As a teenager, Mr Desmond Toh would help his father fix up old attap (thatched) houses in kampung villages. It gave him a taste of working with his hands.
Now 45, Mr Toh has been a freelance handyman for more than 20 years. Many look down on his profession as "an Ah Beng-Ah Seng kind of job", he says (referring to being uncultured), but he has never contemplated a change.
"I don't feel like being tied down," he says. "I want the freedom to be my own person."
From morning to night, he drives from home to home around the island, installing lights, painting walls, repairing furniture - you name it. "If you're willing to pay," he says, "I'm willing to do it."
He pulls off around four to five jobs a day, rushing from Pasir Ris to Bukit Batok to Tampines.
NAME: Desmond Toh
A FREELANCER FOR: 23 years
EARNS PER MONTH: $3,000-$4,000
ADVICE FOR OTHER FREELANCERS: "You can't just stay at home every day. You have to go out, make friends."
The back of his 19-year-old Mercedes Vito van is stuffed with the tools of his trade. A wood-cutter fits snugly up against stacked bottles of thinner and floor cleaner; a step ladder balances on top of drawers of screws in all sizes.
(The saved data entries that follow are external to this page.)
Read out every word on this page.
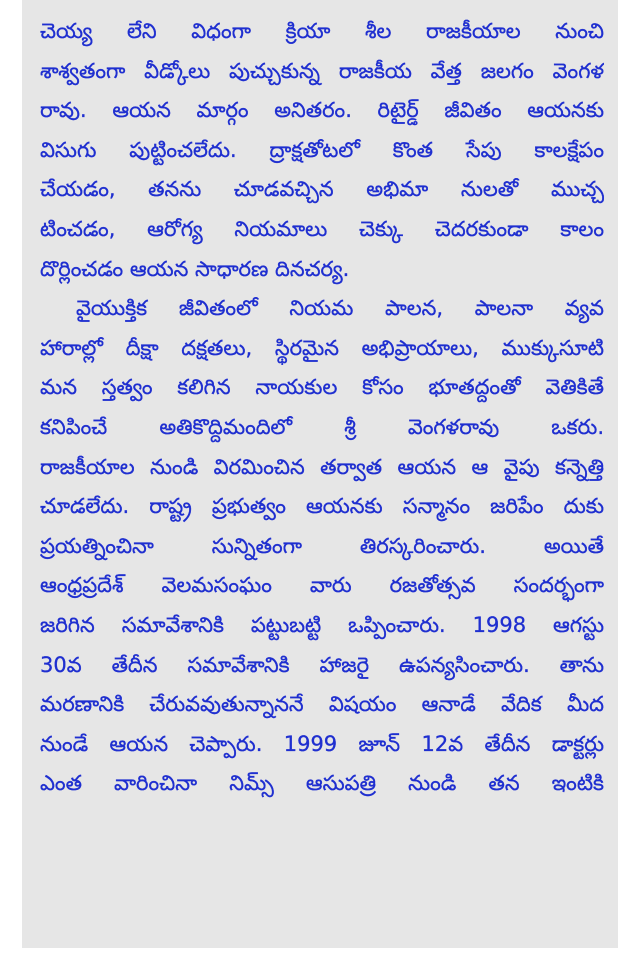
చెయ్య లేని విధంగా క్రియా శీల రాజకీయాల నుంచి
శాశ్వతంగా వీడ్కోలు పుచ్చుకున్న రాజకీయ వేత్త జలగం వెంగళ
రావు. ఆయన మార్గం అనితరం. రిటైర్డ్ జీవితం ఆయనకు
విసుగు పుట్టించలేదు. ద్రాక్షతోటలో కొంత సేపు కాలక్షేపం
చేయడం, తనను చూడవచ్చిన అభిమా నులతో ముచ్చ
టించడం, ఆరోగ్య నియమాలు చెక్కు చెదరకుండా కాలం
దొర్లించడం ఆయన సాధారణ దినచర్య.
వైయుక్తిక జీవితంలో నియమ పాలన, పాలనా వ్యవ
హారాల్లో దీక్షా దక్షతలు, స్థిరమైన అభిప్రాయాలు, ముక్కుసూటి
మన స్తత్వం కలిగిన నాయకుల కోసం భూతద్దంతో వెతికితే
కనిపించే అతికొద్దిమందిలో శ్రీ వెంగళరావు ఒకరు.
రాజకీయాల నుండి విరమించిన తర్వాత ఆయన ఆ వైపు కన్నెత్తి
చూడలేదు. రాష్ట్ర ప్రభుత్వం ఆయనకు సన్మానం జరిపేం దుకు
ప్రయత్నించినా సున్నితంగా తిరస్కరించారు. అయితే
ఆంధ్రప్రదేశ్ వెలమసంఘం వారు రజతోత్సవ సందర్భంగా
జరిగిన సమావేశానికి పట్టుబట్టి ఒప్పించారు. 1998 ఆగస్టు
30వ తేదీన సమావేశానికి హాజరై ఉపన్యసించారు. తాను
మరణానికి చేరువవుతున్నాననే విషయం ఆనాడే వేదిక మీద
నుండే ఆయన చెప్పారు. 1999 జూన్ 12వ తేదీన డాక్టర్లు
ఎంత వారించినా నిమ్స్ ఆసుపత్రి నుండి తన ఇంటికి
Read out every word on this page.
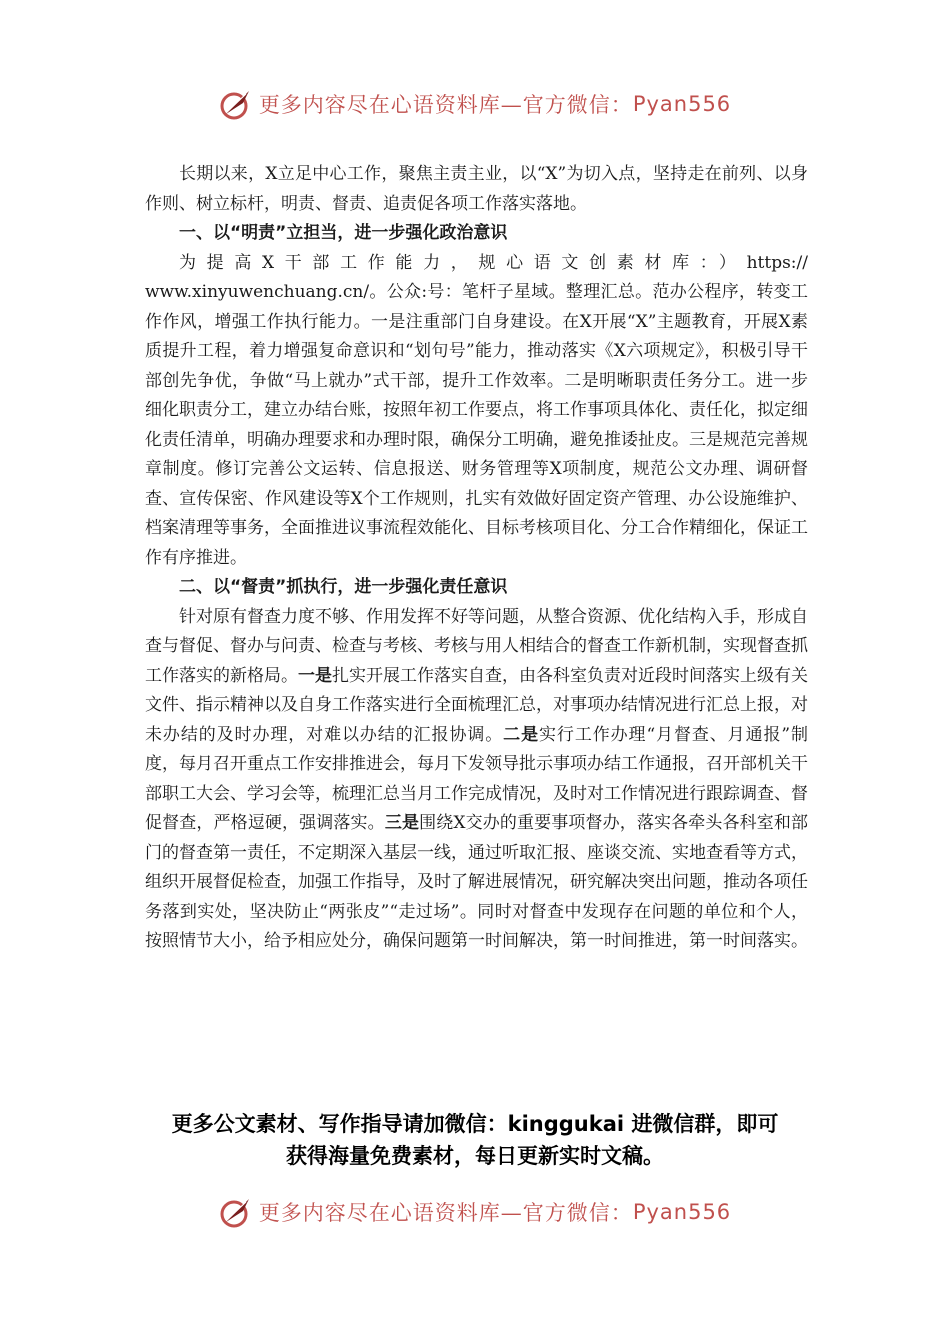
更多内容尽在心语资料库—官方微信： Pyan556

长期以来，X立足中心工作，聚焦主责主业，以“X”为切入点，坚持走在前列、以身作则、树立标杆，明责、督责、追责促各项工作落实落地。

一、以“明责”立担当，进一步强化政治意识

为提高X干部工作能力，规心语文创素材库：）https://

www.xinyuwenchuang.cn/。公众:号：笔杆子星域。整理汇总。范办公程序，转变工作作风，增强工作执行能力。一是注重部门自身建设。在X开展“X”主题教育，开展X素质提升工程，着力增强复命意识和“划句号”能力，推动落实《X六项规定》，积极引导干部创先争优，争做“马上就办”式干部，提升工作效率。二是明晰职责任务分工。进一步细化职责分工，建立办结台账，按照年初工作要点，将工作事项具体化、责任化，拟定细化责任清单，明确办理要求和办理时限，确保分工明确，避免推诿扯皮。三是规范完善规章制度。修订完善公文运转、信息报送、财务管理等X项制度，规范公文办理、调研督查、宣传保密、作风建设等X个工作规则，扎实有效做好固定资产管理、办公设施维护、档案清理等事务，全面推进议事流程效能化、目标考核项目化、分工合作精细化，保证工作有序推进。

二、以“督责”抓执行，进一步强化责任意识

针对原有督查力度不够、作用发挥不好等问题，从整合资源、优化结构入手，形成自查与督促、督办与问责、检查与考核、考核与用人相结合的督查工作新机制，实现督查抓工作落实的新格局。一是扎实开展工作落实自查，由各科室负责对近段时间落实上级有关文件、指示精神以及自身工作落实进行全面梳理汇总，对事项办结情况进行汇总上报，对未办结的及时办理，对难以办结的汇报协调。二是实行工作办理“月督查、月通报”制度，每月召开重点工作安排推进会，每月下发领导批示事项办结工作通报，召开部机关干部职工大会、学习会等，梳理汇总当月工作完成情况，及时对工作情况进行跟踪调查、督促督查，严格逗硬，强调落实。三是围绕X交办的重要事项督办，落实各牵头各科室和部门的督查第一责任，不定期深入基层一线，通过听取汇报、座谈交流、实地查看等方式，组织开展督促检查，加强工作指导，及时了解进展情况，研究解决突出问题，推动各项任务落到实处，坚决防止“两张皮”“走过场”。同时对督查中发现存在问题的单位和个人，按照情节大小，给予相应处分，确保问题第一时间解决，第一时间推进，第一时间落实。

更多公文素材、写作指导请加微信：kinggukai 进微信群，即可
获得海量免费素材，每日更新实时文稿。
更多内容尽在心语资料库—官方微信： Pyan556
He prefers to work alone. "I found I cannot trust other people," he admits. "It takes me half an hour to install a light, but what if it takes my worker two hours? What if he breaks the light? How do I explain to the customer?"
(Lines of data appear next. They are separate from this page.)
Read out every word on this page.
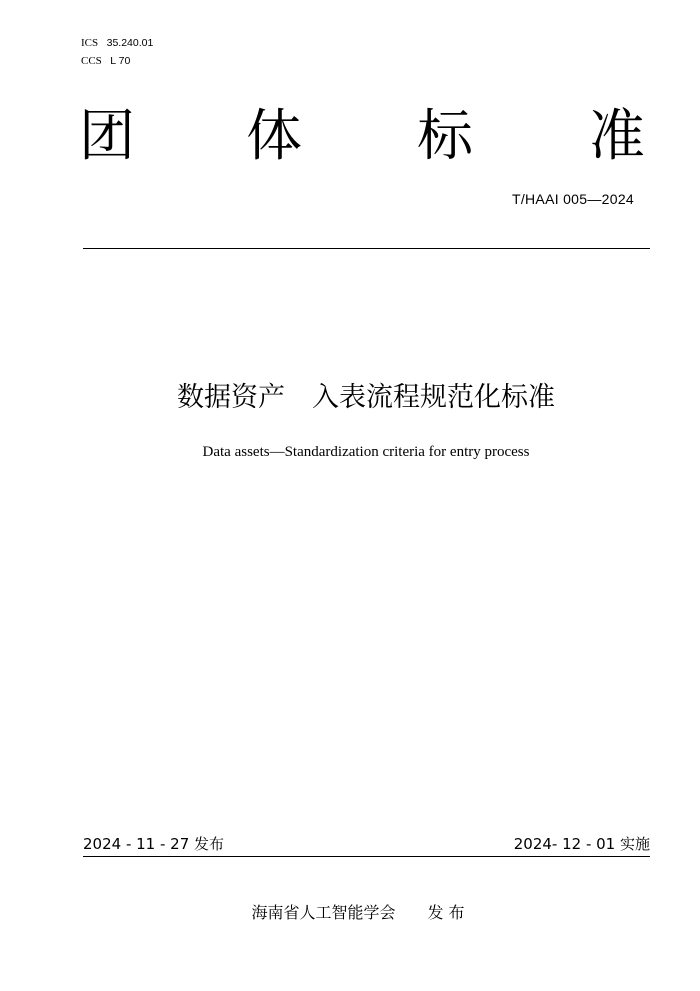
ICS 35.240.01
CCS L 70
团 体 标 准
T/HAAI 005—2024
数据资产　入表流程规范化标准
Data assets—Standardization criteria for entry process
2024 - 11 - 27 发布	2024- 12 - 01 实施
海南省人工智能学会　　发 布
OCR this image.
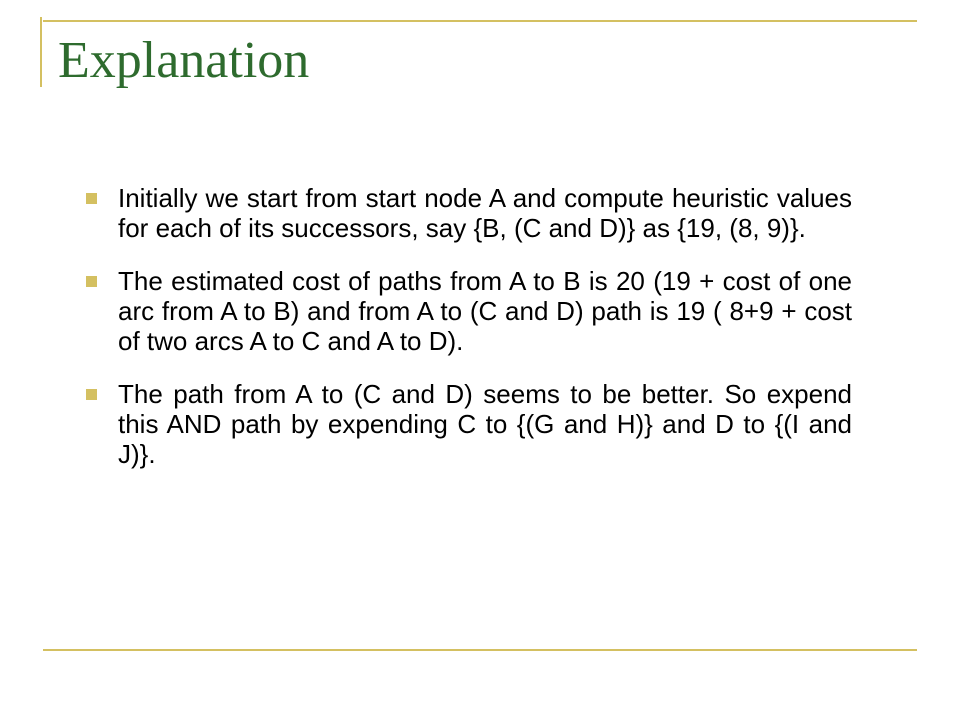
Explanation
Initially we start from start node A and compute heuristic values for each of its successors, say {B, (C and D)} as {19, (8, 9)}.
The estimated cost of paths from A to B is 20 (19 + cost of one arc from A to B) and from A to (C and D) path is 19 ( 8+9 + cost of two arcs A to C and A to D).
The path from A to (C and D) seems to be better. So expend this AND path by expending C to {(G and H)} and D to {(I and J)}.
Nowadays in Singapore, it is quite difficult to find handymen. Young locals don't want to learn this trade because it is considered a dirty job.
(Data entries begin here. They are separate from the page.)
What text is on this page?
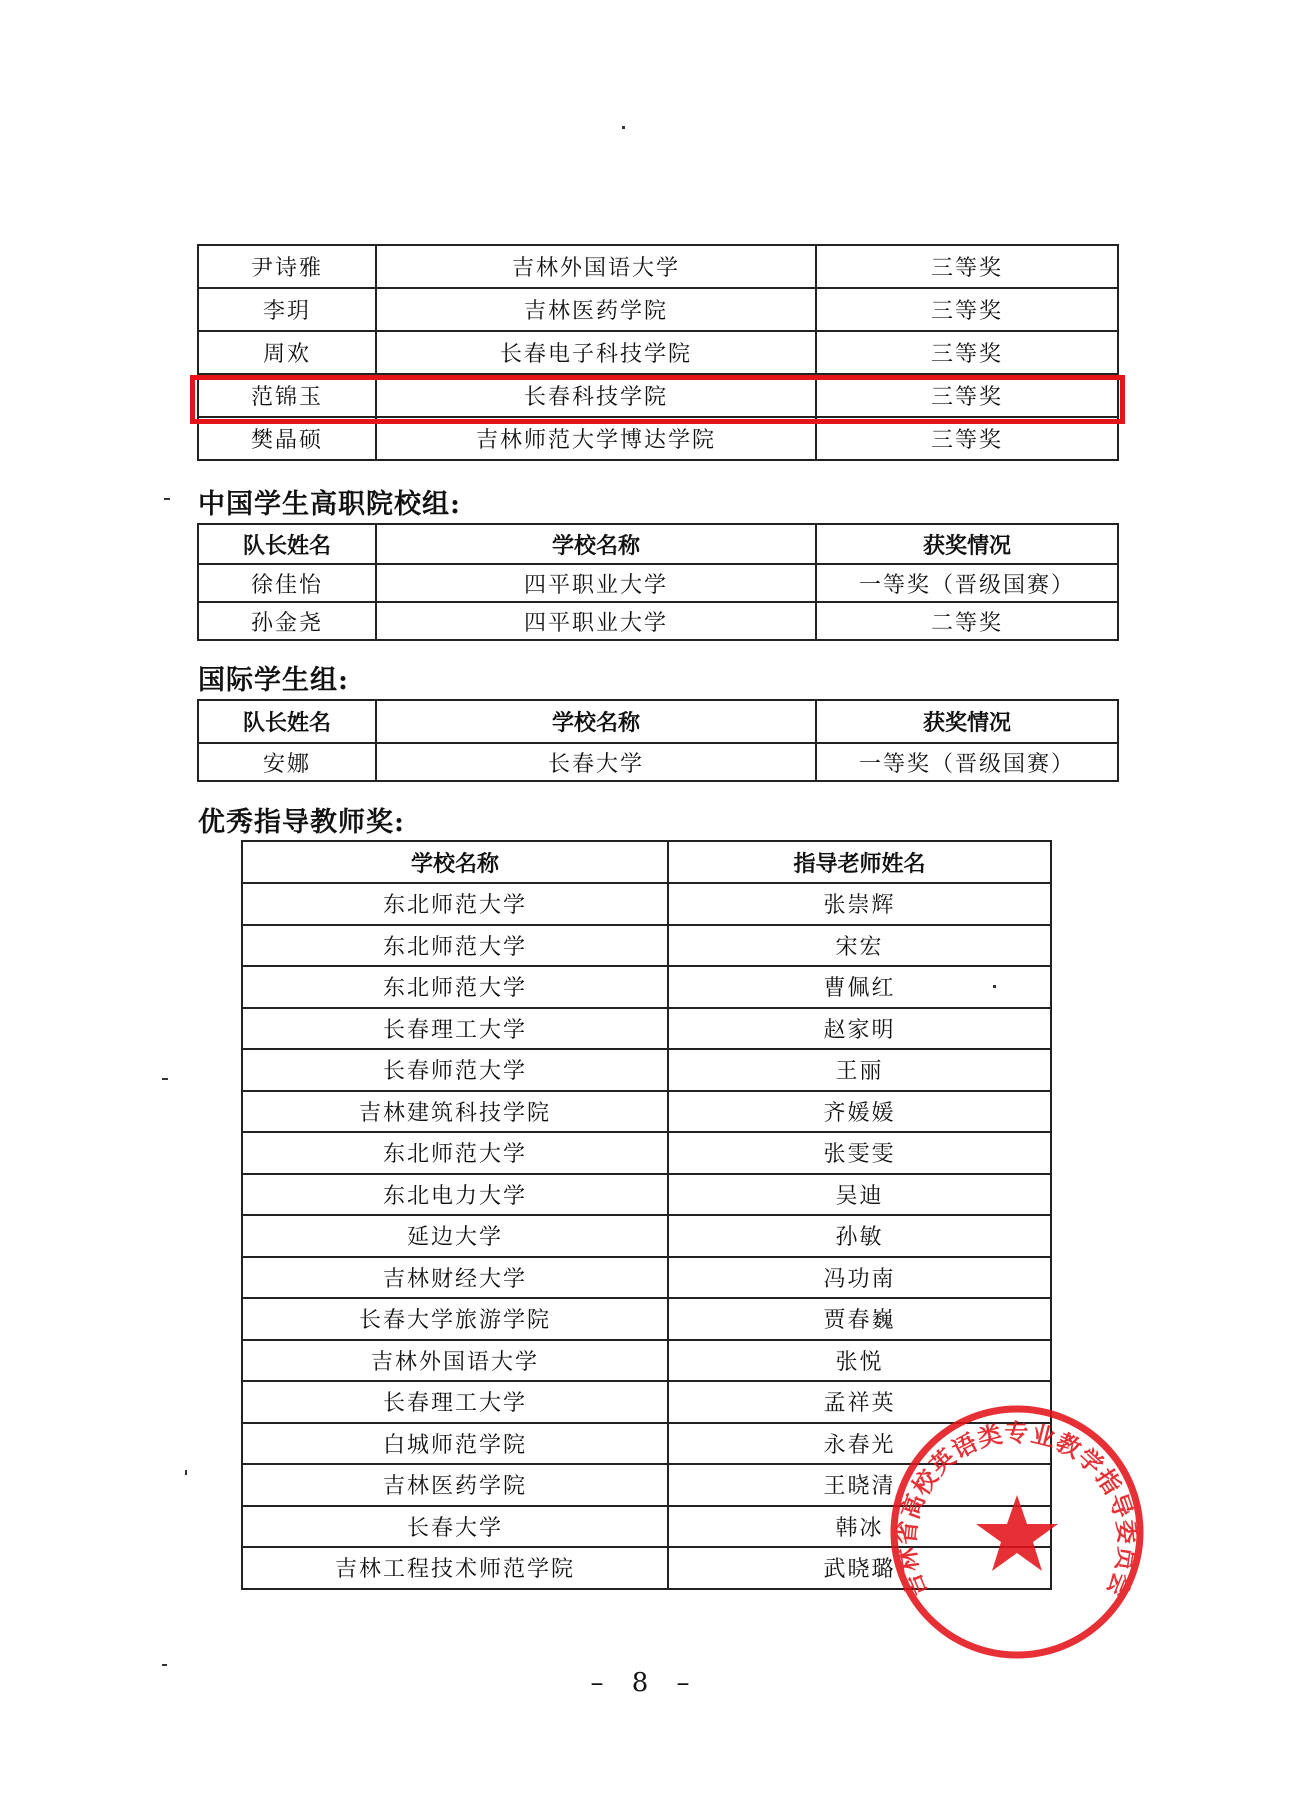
尹诗雅	吉林外国语大学	三等奖
李玥	吉林医药学院	三等奖
周欢	长春电子科技学院	三等奖
范锦玉	长春科技学院	三等奖
樊晶硕	吉林师范大学博达学院	三等奖
中国学生高职院校组:
队长姓名	学校名称	获奖情况
徐佳怡	四平职业大学	一等奖（晋级国赛）
孙金尧	四平职业大学	二等奖
国际学生组:
队长姓名	学校名称	获奖情况
安娜	长春大学	一等奖（晋级国赛）
优秀指导教师奖:
学校名称	指导老师姓名
东北师范大学	张崇辉
东北师范大学	宋宏
东北师范大学	曹佩红
长春理工大学	赵家明
长春师范大学	王丽
吉林建筑科技学院	齐媛媛
东北师范大学	张雯雯
东北电力大学	吴迪
延边大学	孙敏
吉林财经大学	冯功南
长春大学旅游学院	贾春巍
吉林外国语大学	张悦
长春理工大学	孟祥英
白城师范学院	永春光
吉林医药学院	王晓清
长春大学	韩冰
吉林工程技术师范学院	武晓璐 吉林省高校英语类专业教学指导委员会
– 8 –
Mr Toh became an electrician on graduating from the Institute of Technical Education. To win more jobs, he taught himself to expand into other areas - air-con maintenance, for example, and carpentry.
He earns about $3,000 to $4,000 a month, although about $1,000 goes to expenses such as maintaining his van and health insurance.
"I don't have CPF," he says. "But I stopped worrying about it."
His chosen path means working odd hours, as many of his clients prefer him to visit after 5pm when they are home from work. He is usually still tinkering with appliances at 9pm or 10pm, and has been up as late as 2am rushing a job. He works on Saturday too, but his wife, 35, put her foot down when it came to sacrificing family time on Sunday with their daughter, 16, and son, five.
The bulk of his business comes through word of mouth. In the old days, he would get his friends who ran hardware stores to recommend him to customers. In recent years, he has started using phone apps such as ServisHero, which he can check on the go.
These apps have come in handy during leaner months such as June, when his customers often go overseas for holidays.
Mr Toh is aware that there are not many tradesmen like him around. "Nowadays in Singapore, it is quite difficult to find handymen," he says. "Young locals don't want to learn this trade because it is considered a dirty job."
Instead, he faces competition from foreign handymen who undercut his prices. "Maybe you charge $100 for a job, but the Malaysians come in and will do it for $50. We're worried now that when we raise the price, some home owners don't want to pay."
He adds: "Often they don't pay us on the spot because sometimes, something happens to the thing we fixed. Perhaps they damage it. Then they want us to go back and fix it again for free.
"We must say no at some point. Otherwise how do we survive?"